The new standard will be presented for further consideration by the ICAO Council after formal state consultation.
“This new noise standard is an important step for aviation and will provided a much quieter environment for the communities living in proximity to the world’s airports,” commented ICAO Secretary General, Raymond Benjamin. “ICAO is encouraged that while it took air transport more than 20 years to agree to the last significant noise reduction standard, this one has been determined in less than half that time. This progress confirms our community’s continued determination to deliver on tangible and consensus-based environmental improvements.”
Welcoming the agreement, IATA’s Director General, Tony Tyler, said: “Air transport is already 75% quieter than it was four decades ago and the industry will continuously pursue cost-effective noise management options to reduce the number of people subject to aircraft noise, in line with our broader global commitments on sustainability and environmental performance.”
Commented Nancy Young, Vice President Environmental Affairs for Airlines for America (A4A): “Federal Aviation Administration statistics demonstrate that we have reduced the number of people exposed to significant levels of aircraft noise in the United States by more than 90% since the late 1970s, even as we have tripled enplanements. CAEP’s recommendation of this new standard, which is even more stringent than the cost-effectiveness analysis supported, will bring further, significant noise reductions from the next generation of aircraft.”
Fabrice Brégier, Airbus President and CEO, said the new standard was another major step in how the global commercial aviation industry was pro-actively addressing environmental protection. The planemaker said its aircraft in development, the A320neo family and the A350 XWB, had been designed to be compliant with the new noise standard. The long-range A350 XWB will be up to 16 decibels below the current standard requirement.
In addition, said Airbus, it will continue to develop new solutions to further reduce the operational noise, such as the Automatic Noise Abatement Departure Procedure (NADP) that optimises the thrust and flight path to reduce noise over populated areas.
Ed Bolen, President of the National Business Aviation Association (NBAA), welcomed the extra time granted to small aircraft manufacturers to comply with the standard. “The CAEP Working Group realised that a seven-decibel reduction would be more difficult to achieve for manufacturers of smaller aircraft, and that more time would be needed for compliance,” he said. “That’s why they have three more years for research, development and testing, to ensure they can meet the standard while maintaining the high levels of quality that are the hallmarks of the general aviation industry.”
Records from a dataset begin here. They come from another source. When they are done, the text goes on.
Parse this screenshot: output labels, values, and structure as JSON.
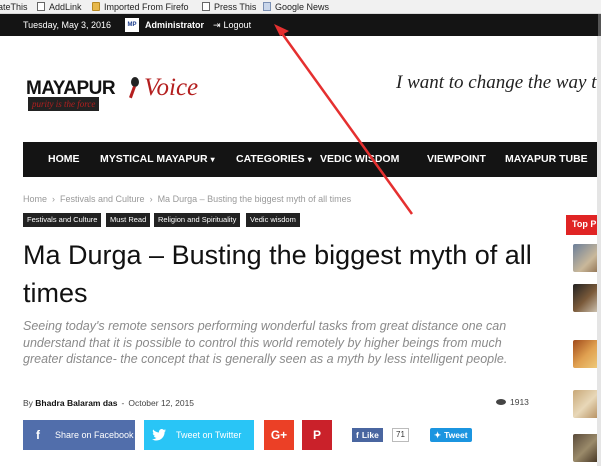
{
  "bookmarks": [
    {
      "label": "ateThis",
      "icon": "page-icon"
    },
    {
      "label": "AddLink",
      "icon": "page-icon"
    },
    {
      "label": "Imported From Firefo",
      "icon": "folder-icon"
    },
    {
      "label": "Press This",
      "icon": "page-icon"
    },
    {
      "label": "Google News",
      "icon": "news-icon"
    }
  ],
  "topbar": {
    "date": "Tuesday, May 3, 2016",
    "avatar_text": "MP",
    "user": "Administrator",
    "logout": "Logout"
  },
  "logo": {
    "name_part1": "MAYAPUR",
    "name_part2": "Voice",
    "tagline": "purity is the force"
  },
  "header_quote": "I want to change the way the",
  "nav": {
    "items": [
      {
        "label": "HOME"
      },
      {
        "label": "MYSTICAL MAYAPUR",
        "has_dropdown": true
      },
      {
        "label": "CATEGORIES",
        "has_dropdown": true
      },
      {
        "label": "VEDIC WISDOM"
      },
      {
        "label": "VIEWPOINT"
      },
      {
        "label": "MAYAPUR TUBE"
      }
    ]
  },
  "breadcrumb": [
    "Home",
    "Festivals and Culture",
    "Ma Durga – Busting the biggest myth of all times"
  ],
  "tags": [
    "Festivals and Culture",
    "Must Read",
    "Religion and Spirituality",
    "Vedic wisdom"
  ],
  "article": {
    "title": "Ma Durga – Busting the biggest myth of all times",
    "subtitle": "Seeing today's remote sensors performing wonderful tasks from great distance one can understand that it is possible to control this world remotely by higher beings from much greater distance- the concept that is generally seen as a myth by less intelligent people.",
    "by": "By",
    "author": "Bhadra Balaram das",
    "dash": "-",
    "date": "October 12, 2015",
    "views": "1913"
  },
  "share": {
    "facebook": "Share on Facebook",
    "twitter": "Tweet on Twitter",
    "gplus": "G+",
    "pinterest": "P",
    "fb_like": "Like",
    "fb_count": "71",
    "tweet": "Tweet"
  },
  "sidebar": {
    "label": "Top P"
  },
  "colors": {
    "accent_red": "#e02424",
    "brand_red": "#b41f1f",
    "facebook": "#516eab",
    "twitter": "#29c5f6",
    "gplus": "#eb4026",
    "pinterest": "#ca212a",
    "dark_bar": "#141414"
  }
}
New technology standards including the CO2 standard for aircraft will be examined during the newly-announced ICAO Symposium on Aviation and Climate Change, named ‘Destination Green’, to be held in Montreal in May. This will be the fourth in a series of environment-related events held during the triennial Assembly years and is intended foster dialogue and exchange information on the key areas of ICAO’s environmental protection activities.
The three-day symposium and exhibition, preceded by a one-day workshop, will also cover states’ action plans to reduce CO2 emissions; ICAO’s strategy on assistance to states; sustainable aviation alternative fuels; and market-based measures to reduce aviation emissions.